Scientist Bob Hathaway says four questions are usually asked about planting shelterbelts. Answers to these form part of the series of articles Mr Hathaway has written about shelterbelts.

• What are the best species to plant in my area and situation?

Salt-laden or very strong winds are the main limitation on what to plant. Otherwise you can grow almost anything. The situation and crop chosen also influence choice.

• What distance apart should shelterbelt trees be planted — within the row and between the rows — in a multi-row shelterbelt?
Distances depend on the species and whether the shelterbelt is an internal or boundary shelter. It also depends on how quickly the shelter is needed — “if it is needed yesterday you can plant closely to get the desired effect, but it is not usually the best way to go about it.”

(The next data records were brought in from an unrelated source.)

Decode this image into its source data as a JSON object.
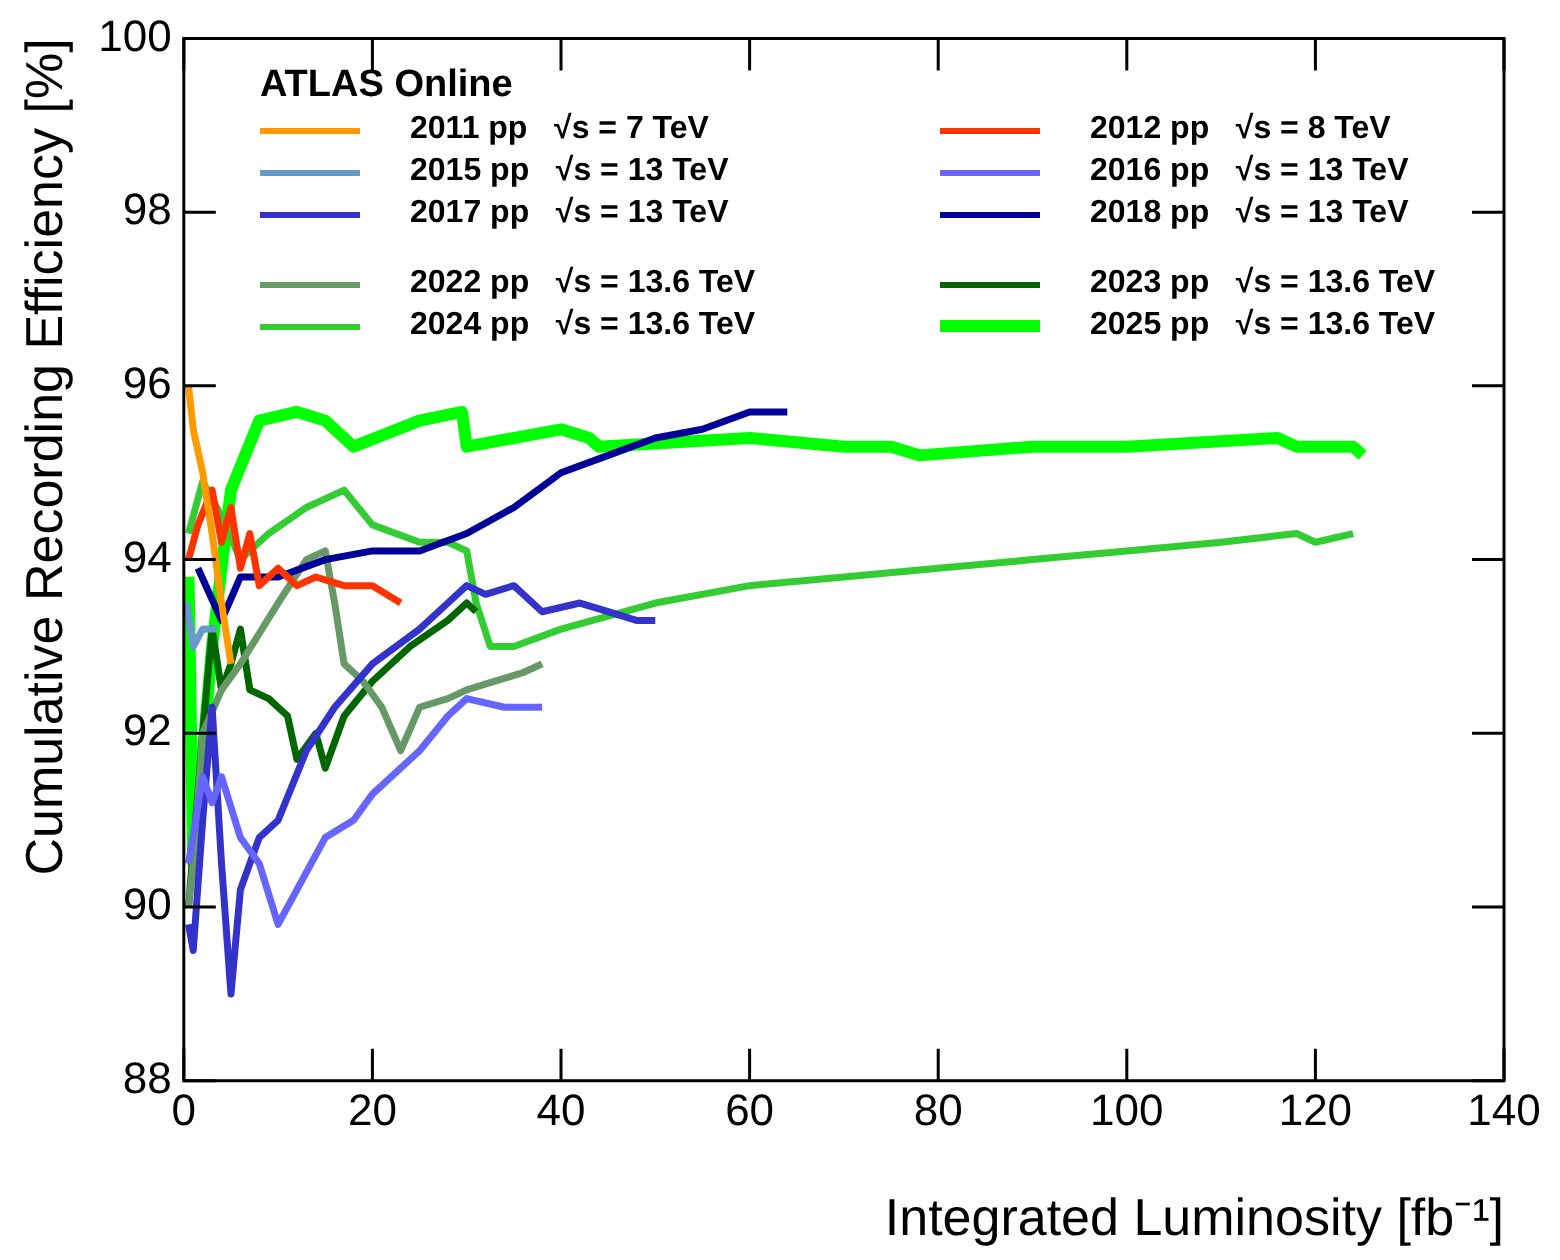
{
  "chart_data": {
    "type": "line",
    "xlabel": "Integrated Luminosity [fb⁻¹]",
    "ylabel": "Cumulative Recording Efficiency [%]",
    "legend_title": "ATLAS Online",
    "legend": "top left",
    "grid": false,
    "marker": "none",
    "xlim": [
      0,
      140
    ],
    "xticks": [
      0,
      20,
      40,
      60,
      80,
      100,
      120,
      140
    ],
    "ylim": [
      88,
      100
    ],
    "yticks": [
      88,
      90,
      92,
      94,
      96,
      98,
      100
    ],
    "series": [
      {
        "name": "2011 pp   √s = 7 TeV",
        "color": "#ff9900",
        "x": [
          0.5,
          1,
          2,
          3,
          4,
          5
        ],
        "values": [
          96.0,
          95.5,
          95.0,
          94.3,
          93.5,
          92.8
        ]
      },
      {
        "name": "2012 pp   √s = 8 TeV",
        "color": "#ff3300",
        "x": [
          0.5,
          1.5,
          3,
          4,
          5,
          6,
          7,
          8,
          10,
          12,
          14,
          17,
          20,
          23
        ],
        "values": [
          94.0,
          94.4,
          94.8,
          94.2,
          94.6,
          93.9,
          94.3,
          93.7,
          93.9,
          93.7,
          93.8,
          93.7,
          93.7,
          93.5
        ]
      },
      {
        "name": "2015 pp   √s = 13 TeV",
        "color": "#6699cc",
        "x": [
          0.3,
          1,
          2,
          3.5
        ],
        "values": [
          93.5,
          93.0,
          93.2,
          93.2
        ]
      },
      {
        "name": "2016 pp   √s = 13 TeV",
        "color": "#6666ff",
        "x": [
          0.5,
          2,
          3,
          4,
          6,
          8,
          10,
          12,
          15,
          18,
          20,
          25,
          28,
          30,
          34,
          38
        ],
        "values": [
          90.5,
          91.5,
          91.2,
          91.5,
          90.8,
          90.5,
          89.8,
          90.2,
          90.8,
          91.0,
          91.3,
          91.8,
          92.2,
          92.4,
          92.3,
          92.3
        ]
      },
      {
        "name": "2017 pp   √s = 13 TeV",
        "color": "#3333cc",
        "x": [
          0.5,
          1,
          2,
          3,
          4,
          5,
          6,
          8,
          10,
          13,
          16,
          20,
          25,
          28,
          30,
          32,
          35,
          38,
          42,
          45,
          48,
          50
        ],
        "values": [
          89.8,
          89.5,
          91.0,
          92.3,
          90.5,
          89.0,
          90.2,
          90.8,
          91.0,
          91.8,
          92.3,
          92.8,
          93.2,
          93.5,
          93.7,
          93.6,
          93.7,
          93.4,
          93.5,
          93.4,
          93.3,
          93.3
        ]
      },
      {
        "name": "2018 pp   √s = 13 TeV",
        "color": "#000099",
        "x": [
          1.5,
          4,
          6,
          10,
          15,
          20,
          25,
          30,
          35,
          40,
          45,
          50,
          55,
          60,
          64
        ],
        "values": [
          93.9,
          93.3,
          93.8,
          93.8,
          94.0,
          94.1,
          94.1,
          94.3,
          94.6,
          95.0,
          95.2,
          95.4,
          95.5,
          95.7,
          95.7
        ]
      },
      {
        "name": "2022 pp   √s = 13.6 TeV",
        "color": "#669966",
        "x": [
          0.5,
          1,
          2,
          4,
          6,
          10,
          13,
          15,
          16,
          17,
          19,
          21,
          23,
          25,
          28,
          30,
          33,
          36,
          38
        ],
        "values": [
          90.0,
          90.5,
          92.0,
          92.5,
          92.8,
          93.5,
          94.0,
          94.1,
          93.5,
          92.8,
          92.6,
          92.3,
          91.8,
          92.3,
          92.4,
          92.5,
          92.6,
          92.7,
          92.8
        ]
      },
      {
        "name": "2023 pp   √s = 13.6 TeV",
        "color": "#006600",
        "x": [
          0.5,
          2,
          3,
          4,
          5,
          6,
          7,
          9,
          11,
          12,
          14,
          15,
          17,
          20,
          24,
          28,
          30,
          31
        ],
        "values": [
          90.0,
          92.0,
          93.2,
          92.5,
          92.8,
          93.2,
          92.5,
          92.4,
          92.2,
          91.7,
          92.0,
          91.6,
          92.2,
          92.6,
          93.0,
          93.3,
          93.5,
          93.4
        ]
      },
      {
        "name": "2024 pp   √s = 13.6 TeV",
        "color": "#33cc33",
        "x": [
          0.5,
          2,
          4,
          6,
          9,
          13,
          17,
          20,
          25,
          28,
          30,
          31,
          32.5,
          35,
          40,
          50,
          60,
          70,
          80,
          90,
          100,
          110,
          118,
          120,
          124
        ],
        "values": [
          94.3,
          94.9,
          94.5,
          94.0,
          94.3,
          94.6,
          94.8,
          94.4,
          94.2,
          94.2,
          94.1,
          93.5,
          93.0,
          93.0,
          93.2,
          93.5,
          93.7,
          93.8,
          93.9,
          94.0,
          94.1,
          94.2,
          94.3,
          94.2,
          94.3
        ]
      },
      {
        "name": "2025 pp   √s = 13.6 TeV",
        "color": "#00ff00",
        "x": [
          0.5,
          1,
          3,
          5,
          8,
          12,
          15,
          18,
          25,
          29.5,
          30,
          40,
          43,
          44,
          60,
          70,
          75,
          78,
          90,
          100,
          116,
          118,
          124,
          125
        ],
        "values": [
          93.8,
          90.5,
          93.0,
          94.8,
          95.6,
          95.7,
          95.6,
          95.3,
          95.6,
          95.7,
          95.3,
          95.5,
          95.4,
          95.3,
          95.4,
          95.3,
          95.3,
          95.2,
          95.3,
          95.3,
          95.4,
          95.3,
          95.3,
          95.2
        ]
      }
    ]
  }
}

• What is the best method of weed control?
There is no single answer to this question. All soils respond differently to different herbicides; different weed species require different treatment depending on their situation; and the tolerance of the shelterbelt trees must be considered.

• For poplars and willows, should I plant cuttings or rooted trees, and, if rooted trees, should they be cut back after planting?
Many people ask this question. Cuttings are satisfactory provided they have irrigation. Full-size trees can be planted in areas where there is some degree of protection.

In very exposed situations or where there is no irrigation, rooted trees cut back after planting give the best results — a more even line of trees with less tree deaths.